Eyiceoğlu, ”Biz, bizi oraya tayin edenlere, ‘Ülkeyi yönetemiyorsunuz. İstifa etmeniz gerekir’ diyemezdik. ‘Ülke kargaşa içinde. Orduevlerinde bu durumdan başka şey konuşulmuyor. Gerekeni yapmanız lazım’ dedik. Onların bu sözlerin anlamını kavramaları ve istifa etmeleri gerekirdi” demişti.

12 Eylül de öyle geldi

Cumhurbaşkanı Korutürk görev süresini tamamlayıp ayrıldıktan sonra, haftalarca TBMM’de yeni cumhurbaşkanı seçilememiş, görevi Çağlayangil’in sürdürmesini Demirel avantaj kabul etmişti.
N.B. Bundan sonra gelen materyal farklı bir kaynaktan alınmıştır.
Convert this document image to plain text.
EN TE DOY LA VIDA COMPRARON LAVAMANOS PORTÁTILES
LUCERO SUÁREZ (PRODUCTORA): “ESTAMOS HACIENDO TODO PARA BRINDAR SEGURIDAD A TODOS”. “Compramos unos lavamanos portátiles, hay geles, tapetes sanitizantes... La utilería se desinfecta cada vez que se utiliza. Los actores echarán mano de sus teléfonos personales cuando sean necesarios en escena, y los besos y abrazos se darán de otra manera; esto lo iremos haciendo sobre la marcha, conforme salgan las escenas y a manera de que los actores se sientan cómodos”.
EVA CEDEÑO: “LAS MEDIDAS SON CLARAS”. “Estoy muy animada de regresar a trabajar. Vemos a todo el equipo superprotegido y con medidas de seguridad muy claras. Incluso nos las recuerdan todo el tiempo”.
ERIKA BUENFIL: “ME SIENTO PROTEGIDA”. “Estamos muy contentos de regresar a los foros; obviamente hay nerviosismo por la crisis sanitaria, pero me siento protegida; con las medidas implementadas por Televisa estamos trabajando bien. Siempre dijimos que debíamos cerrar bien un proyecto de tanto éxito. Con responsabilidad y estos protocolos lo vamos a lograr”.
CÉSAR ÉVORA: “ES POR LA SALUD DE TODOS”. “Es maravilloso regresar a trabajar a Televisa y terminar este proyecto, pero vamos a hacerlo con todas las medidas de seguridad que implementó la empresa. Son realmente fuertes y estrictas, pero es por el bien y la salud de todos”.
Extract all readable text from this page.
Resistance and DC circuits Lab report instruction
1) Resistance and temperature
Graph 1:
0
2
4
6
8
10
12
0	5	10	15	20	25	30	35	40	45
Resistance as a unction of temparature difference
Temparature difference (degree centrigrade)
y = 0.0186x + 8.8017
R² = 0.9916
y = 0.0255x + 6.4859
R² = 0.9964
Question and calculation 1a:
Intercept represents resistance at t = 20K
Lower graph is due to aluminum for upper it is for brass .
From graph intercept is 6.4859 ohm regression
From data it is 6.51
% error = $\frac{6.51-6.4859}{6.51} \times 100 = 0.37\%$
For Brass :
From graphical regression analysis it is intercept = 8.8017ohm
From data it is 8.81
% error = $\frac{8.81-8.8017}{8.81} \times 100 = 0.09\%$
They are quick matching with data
Askerin tedirgin olduğunun işaretleri gelince, Çağlayangil’e sormuş, o da askerden, 1971’deki aynı üslupla ‘her şey yolunda’ anlamı çıkardığı yanıtlar almıştı. 12 Eylül böyle geldi.
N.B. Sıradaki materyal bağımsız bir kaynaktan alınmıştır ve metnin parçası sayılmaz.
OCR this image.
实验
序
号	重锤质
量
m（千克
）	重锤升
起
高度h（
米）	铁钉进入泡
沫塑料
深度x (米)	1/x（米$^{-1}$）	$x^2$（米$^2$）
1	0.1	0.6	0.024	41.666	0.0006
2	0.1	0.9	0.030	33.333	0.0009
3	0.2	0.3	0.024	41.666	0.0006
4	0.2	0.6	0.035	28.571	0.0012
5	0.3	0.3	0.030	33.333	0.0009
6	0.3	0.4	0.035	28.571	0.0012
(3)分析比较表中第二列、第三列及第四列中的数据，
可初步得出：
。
Erdoğan mesajı aldı ama, Gül'ü durduramadı

Asker üslubunu siyasetçilerin anlayamadıklarını gösteren örnekleri çoğaltabilirim. Bunlardan, kanımca yaşadığımız dönemin oldukça gergin geçmesine sebep olan sonuncusu, cumhurbaşkanı seçimiyle ilgili olmuştur. TSK, başkomutanı olarak özümseyeceği, büyük meclis çoğunluğuna dayanan AKP iktidarından, geniş toplum kesimlerini de kucaklayacak bir cumhurbaşkanı seçmesini beklemiştir. Bu konudaki adayda ‘olmazsa olmaz’ sayacağı vasıfları açıklamıştır.
Eşi türbanlı birinin Çankaya’ya çıkmasının yaratacağı ciddi sorunlar ise sadece kimi emekli komutan tarafından, açıkça gündeme getirilmiştir.
Başbakan bu konuda, ülkenin içinde bulunduğu genel durumu da dikkate alarak, anlayış gösterme gereğini hissetmiş, muhalefetle görüşeceğini söylemiş, ama Gül’ün hesap kabul etmeyen siyasi ihtirası karşısında duramamıştır.
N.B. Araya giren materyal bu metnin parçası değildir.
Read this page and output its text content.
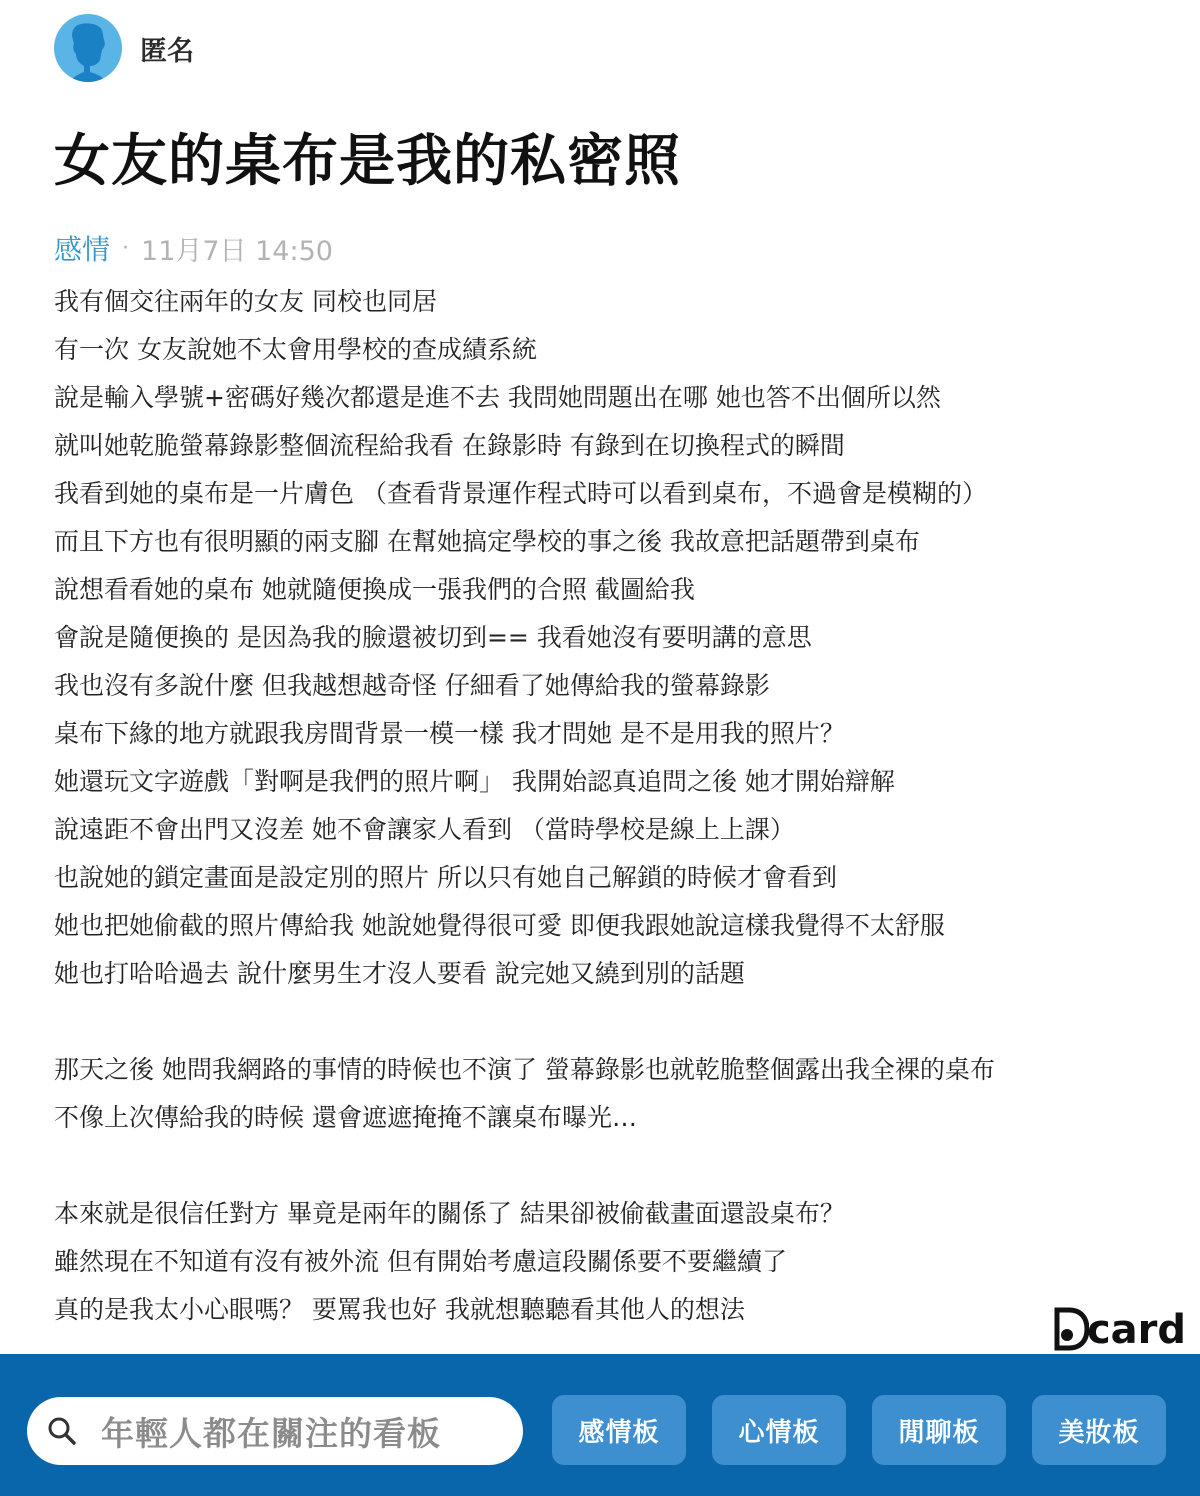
匿名
女友的桌布是我的私密照
感情 · 11月7日 14:50
我有個交往兩年的女友 同校也同居
有一次 女友說她不太會用學校的查成績系統
說是輸入學號+密碼好幾次都還是進不去 我問她問題出在哪 她也答不出個所以然
就叫她乾脆螢幕錄影整個流程給我看 在錄影時 有錄到在切換程式的瞬間
我看到她的桌布是一片膚色 （查看背景運作程式時可以看到桌布，不過會是模糊的）
而且下方也有很明顯的兩支腳 在幫她搞定學校的事之後 我故意把話題帶到桌布
說想看看她的桌布 她就隨便換成一張我們的合照 截圖給我
會說是隨便換的 是因為我的臉還被切到== 我看她沒有要明講的意思
我也沒有多說什麼 但我越想越奇怪 仔細看了她傳給我的螢幕錄影
桌布下緣的地方就跟我房間背景一模一樣 我才問她 是不是用我的照片？
她還玩文字遊戲「對啊是我們的照片啊」 我開始認真追問之後 她才開始辯解
說遠距不會出門又沒差 她不會讓家人看到 （當時學校是線上上課）
也說她的鎖定畫面是設定別的照片 所以只有她自己解鎖的時候才會看到
她也把她偷截的照片傳給我 她說她覺得很可愛 即便我跟她說這樣我覺得不太舒服
她也打哈哈過去 說什麼男生才沒人要看 說完她又繞到別的話題
那天之後 她問我網路的事情的時候也不演了 螢幕錄影也就乾脆整個露出我全裸的桌布
不像上次傳給我的時候 還會遮遮掩掩不讓桌布曝光…
本來就是很信任對方 畢竟是兩年的關係了 結果卻被偷截畫面還設桌布？
雖然現在不知道有沒有被外流 但有開始考慮這段關係要不要繼續了
真的是我太小心眼嗎？ 要罵我也好 我就想聽聽看其他人的想法	card
年輕人都在關注的看板	感情板	心情板	閒聊板	美妝板
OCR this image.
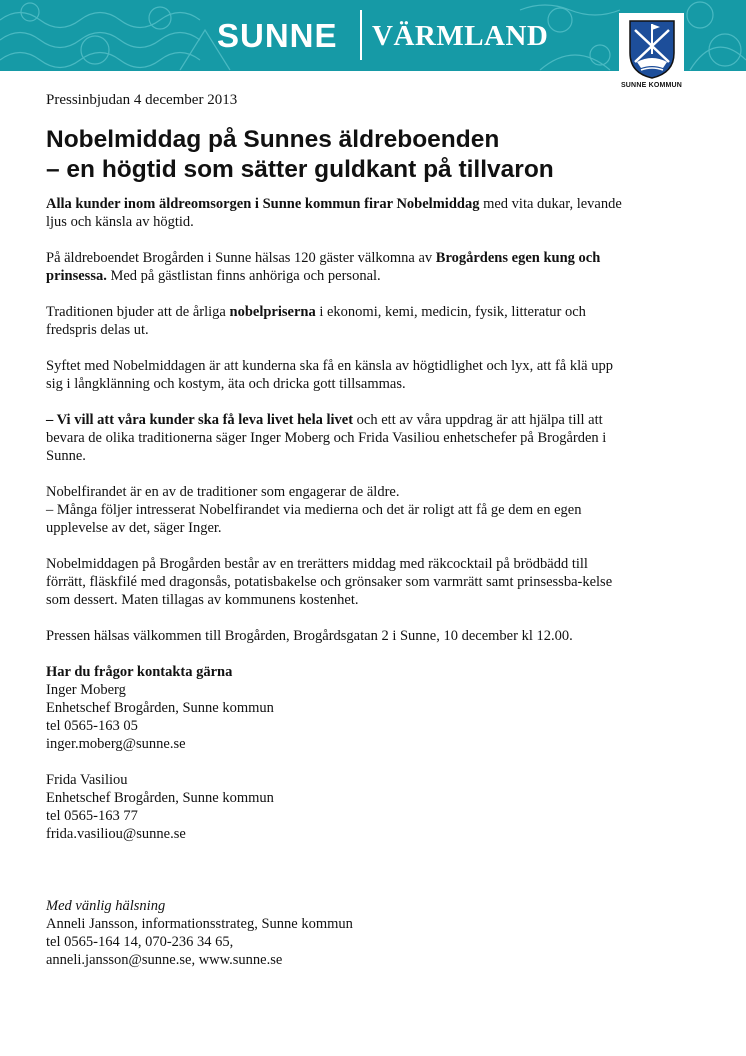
SUNNE VÄRMLAND
SUNNE KOMMUN
Pressinbjudan 4 december 2013
Nobelmiddag på Sunnes äldreboenden
– en högtid som sätter guldkant på tillvaron

Alla kunder inom äldreomsorgen i Sunne kommun firar Nobelmiddag med vita dukar, levande ljus och känsla av högtid.

På äldreboendet Brogården i Sunne hälsas 120 gäster välkomna av Brogårdens egen kung och prinsessa. Med på gästlistan finns anhöriga och personal.

Traditionen bjuder att de årliga nobelpriserna i ekonomi, kemi, medicin, fysik, litteratur och fredspris delas ut.

Syftet med Nobelmiddagen är att kunderna ska få en känsla av högtidlighet och lyx, att få klä upp sig i långklänning och kostym, äta och dricka gott tillsammas.

– Vi vill att våra kunder ska få leva livet hela livet och ett av våra uppdrag är att hjälpa till att bevara de olika traditionerna säger Inger Moberg och Frida Vasiliou enhetschefer på Brogården i Sunne.

Nobelfirandet är en av de traditioner som engagerar de äldre.
– Många följer intresserat Nobelfirandet via medierna och det är roligt att få ge dem en egen upplevelse av det, säger Inger.

Nobelmiddagen på Brogården består av en trerätters middag med räkcocktail på brödbädd till förrätt, fläskfilé med dragonsås, potatisbakelse och grönsaker som varmrätt samt prinsessba-kelse som dessert. Maten tillagas av kommunens kostenhet.

Pressen hälsas välkommen till Brogården, Brogårdsgatan 2 i Sunne, 10 december kl 12.00.

Har du frågor kontakta gärna
Inger Moberg
Enhetschef Brogården, Sunne kommun
tel 0565-163 05
inger.moberg@sunne.se

Frida Vasiliou
Enhetschef Brogården, Sunne kommun
tel 0565-163 77
frida.vasiliou@sunne.se

Med vänlig hälsning
Anneli Jansson, informationsstrateg, Sunne kommun
tel 0565-164 14, 070-236 34 65,
anneli.jansson@sunne.se, www.sunne.se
Bu noktada, TSK‘nın, sadece AKP’nin ‘Müslüman Cumhurbaşkanı’ diye diretmesi neticesi yapılacak bir seçimin yaratacağı sorunları, en geçerli yöntemle ve en üst düzeyde Erdoğan’a anlatması beklenmiştir. Ama TSK, Genelkurmay Başkanı öncülüğünde, bu işlevi yerine getirecek mekanizmayı çalıştıramamış, mesajı verecek gerekli üslubu kullanamamıştır. Bundan dolayı da, Yaşar Paşa görevinin son yılında çok eleştirilmiştir.
TBMM çoğunluğunca özümsenebilecek, ülkede daha geniş toplum kesitlerini kucaklayabilecek bir cumhurbaşkanının seçimi böylece engellenmiştir.
Kimin cumhurbaşkanı olduğu tartışmalı olan Gül, kendisine “Askerlerle ilişkiniz nasıl?” diye sorulduğunda, “Yasalarda yazıldığı gibi” diyerek, ancak bir kesimin ‘Eşi türbanlı, Müslüman Cumhurbaşkanı’ olarak kalmıştır.